「戦死は怖くない。それよりも、早く上官を殴り返したい」 精神主義と暴力に満ちた軍隊を生きた99歳元学徒兵の本音とは
▽切腹未遂と泥棒集団 7月、兵舎として使われていた高松市の小学校に移動。4日早朝、塚本さんは見習い小隊長として寝ずに報告書を書いていたところ、突然、隣の部屋のガラスが割れる音を聞いた。高松空襲の始まりだった。 「様子を見に行くと辺りが燃えていて、みんなを起こした。将校も下士官もどこに行ったか分からない。仕方ないから隊を練習時のように編成して逃げた」 すでに校舎の上まで火が回っていた。校庭一面も火の海で、逃げる余地がない。練習用に備蓄された弾薬が爆発する恐れもあり、一刻の猶予もなかった。
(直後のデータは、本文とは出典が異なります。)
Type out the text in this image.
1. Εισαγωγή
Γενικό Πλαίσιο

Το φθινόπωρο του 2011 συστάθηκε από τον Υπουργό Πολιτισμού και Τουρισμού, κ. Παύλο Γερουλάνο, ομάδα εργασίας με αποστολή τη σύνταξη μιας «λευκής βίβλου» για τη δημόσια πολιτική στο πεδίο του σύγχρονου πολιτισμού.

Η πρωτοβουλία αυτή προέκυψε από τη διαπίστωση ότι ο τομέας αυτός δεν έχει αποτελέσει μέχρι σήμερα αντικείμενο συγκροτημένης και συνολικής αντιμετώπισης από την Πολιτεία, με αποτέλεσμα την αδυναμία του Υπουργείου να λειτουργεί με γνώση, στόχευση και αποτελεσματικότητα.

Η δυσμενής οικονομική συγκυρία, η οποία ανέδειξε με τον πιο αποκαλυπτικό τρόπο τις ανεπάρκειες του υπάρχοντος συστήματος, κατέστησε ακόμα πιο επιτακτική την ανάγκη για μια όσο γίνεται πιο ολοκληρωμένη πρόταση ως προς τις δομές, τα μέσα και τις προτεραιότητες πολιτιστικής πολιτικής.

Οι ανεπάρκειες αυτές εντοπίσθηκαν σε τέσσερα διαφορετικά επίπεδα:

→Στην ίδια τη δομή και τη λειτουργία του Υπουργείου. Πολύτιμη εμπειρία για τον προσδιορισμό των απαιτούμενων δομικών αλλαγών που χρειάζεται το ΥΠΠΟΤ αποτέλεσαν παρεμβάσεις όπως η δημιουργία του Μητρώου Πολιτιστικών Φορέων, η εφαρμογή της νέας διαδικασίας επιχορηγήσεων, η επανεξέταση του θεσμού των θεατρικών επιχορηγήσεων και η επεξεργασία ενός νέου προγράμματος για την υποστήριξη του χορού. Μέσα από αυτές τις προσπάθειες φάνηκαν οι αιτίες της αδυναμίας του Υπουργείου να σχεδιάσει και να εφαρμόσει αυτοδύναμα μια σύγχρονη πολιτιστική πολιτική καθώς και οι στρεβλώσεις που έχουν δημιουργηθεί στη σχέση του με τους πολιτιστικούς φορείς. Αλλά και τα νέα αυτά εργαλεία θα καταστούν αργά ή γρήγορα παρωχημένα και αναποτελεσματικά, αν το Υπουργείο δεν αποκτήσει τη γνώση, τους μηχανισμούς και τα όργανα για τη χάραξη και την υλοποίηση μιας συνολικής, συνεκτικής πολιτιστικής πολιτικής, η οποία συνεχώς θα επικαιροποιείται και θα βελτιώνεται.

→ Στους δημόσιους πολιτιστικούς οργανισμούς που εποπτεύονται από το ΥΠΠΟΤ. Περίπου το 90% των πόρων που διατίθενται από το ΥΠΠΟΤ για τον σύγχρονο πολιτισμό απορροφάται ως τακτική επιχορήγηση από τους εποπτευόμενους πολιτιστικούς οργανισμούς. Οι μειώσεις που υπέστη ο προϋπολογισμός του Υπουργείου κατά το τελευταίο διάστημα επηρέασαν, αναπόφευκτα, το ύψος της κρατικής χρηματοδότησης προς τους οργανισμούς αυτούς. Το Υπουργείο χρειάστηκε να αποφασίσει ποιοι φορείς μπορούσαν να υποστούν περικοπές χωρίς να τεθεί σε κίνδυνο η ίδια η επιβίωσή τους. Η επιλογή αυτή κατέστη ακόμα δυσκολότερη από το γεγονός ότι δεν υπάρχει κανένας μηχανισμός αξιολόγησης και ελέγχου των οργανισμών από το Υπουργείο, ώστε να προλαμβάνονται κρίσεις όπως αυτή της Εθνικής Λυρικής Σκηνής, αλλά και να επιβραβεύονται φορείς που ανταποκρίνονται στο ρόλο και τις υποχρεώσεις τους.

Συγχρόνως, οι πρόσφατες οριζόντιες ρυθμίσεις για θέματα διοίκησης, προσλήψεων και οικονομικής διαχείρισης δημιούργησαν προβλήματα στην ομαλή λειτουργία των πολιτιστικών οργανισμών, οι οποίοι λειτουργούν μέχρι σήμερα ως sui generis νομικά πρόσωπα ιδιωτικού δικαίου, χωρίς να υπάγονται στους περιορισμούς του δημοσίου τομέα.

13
毛布を持ち出して焼夷弾の炎をはたきながら、校庭を脱出した。暑さの中、群衆とともに塩田へと逃げた。塩田からは、B29が機雷を瀬戸内海へ落とす音が聞こえてきたという。 翌朝、校舎に戻ると、焼夷弾で小銃の先がつぶれた隊員がおり、上官から散々殴られていた。 その後しばらくして、軍刀や長靴を買わされた。塚本さんたちは「いよいよ卒業か」と喜んだ。しかし8月になっても音沙汰がなく、いぶかしんでいたところ、15日に「ラジオ放送があるから集まれ」と招集された。いわゆる玉音放送だったが「ガーガー音がするだけで何言ってるか分からなかった」
翌日、海軍機が飛んできて「政府は降伏したがわれわれは降伏しない。戦おう」と戦争継続を呼びかけるビラがまかれた。その翌日にも「まだ戦争しているから続けるように」と伝えに来た飛行士がいた。だが数日後、ついに皇族から「戦争をやめるように」と連絡があったという。 すると区隊長は、隊員たちにこう迫った。 「こうなったらしょうがない。天皇陛下におわびして切腹しよう。賛成の者は手を挙げよ」 隊員たちは皆、顔を見合わせながら手を挙げた。塚本さんも最後になって渋々、手を挙げたという。全員、兵舎に戻り、買わされた軍刀を手にした。 「でも、いざ振ってみても全然切れない。そのころの軍刀なんて、なまくらだったんですよ。昔の立派な日本刀なんかじゃない。みんなして『こんなもんで切れるかよ』って叫んでね。結局、誰も本気じゃなかったんです」 区隊長はまた、もし米軍が天皇制を廃止したら「宮城前で決起しよう」と豪語し、そのために今から鍛えておこうと隊員にマラソン訓練を強制した。走っているうちに水虫がうんで足が痛み出した塚本さんは、ついに反抗の言葉を口にした。「もう、ばかばかしくなってね。『水虫ができたから走るのやめます』と伝えた」。すると区隊長は「おまえはなんだ。おまえみたいなのがいるから、負けたんだ」と激高。これまで殴られなかった塚本さんも、ついに殴られたという。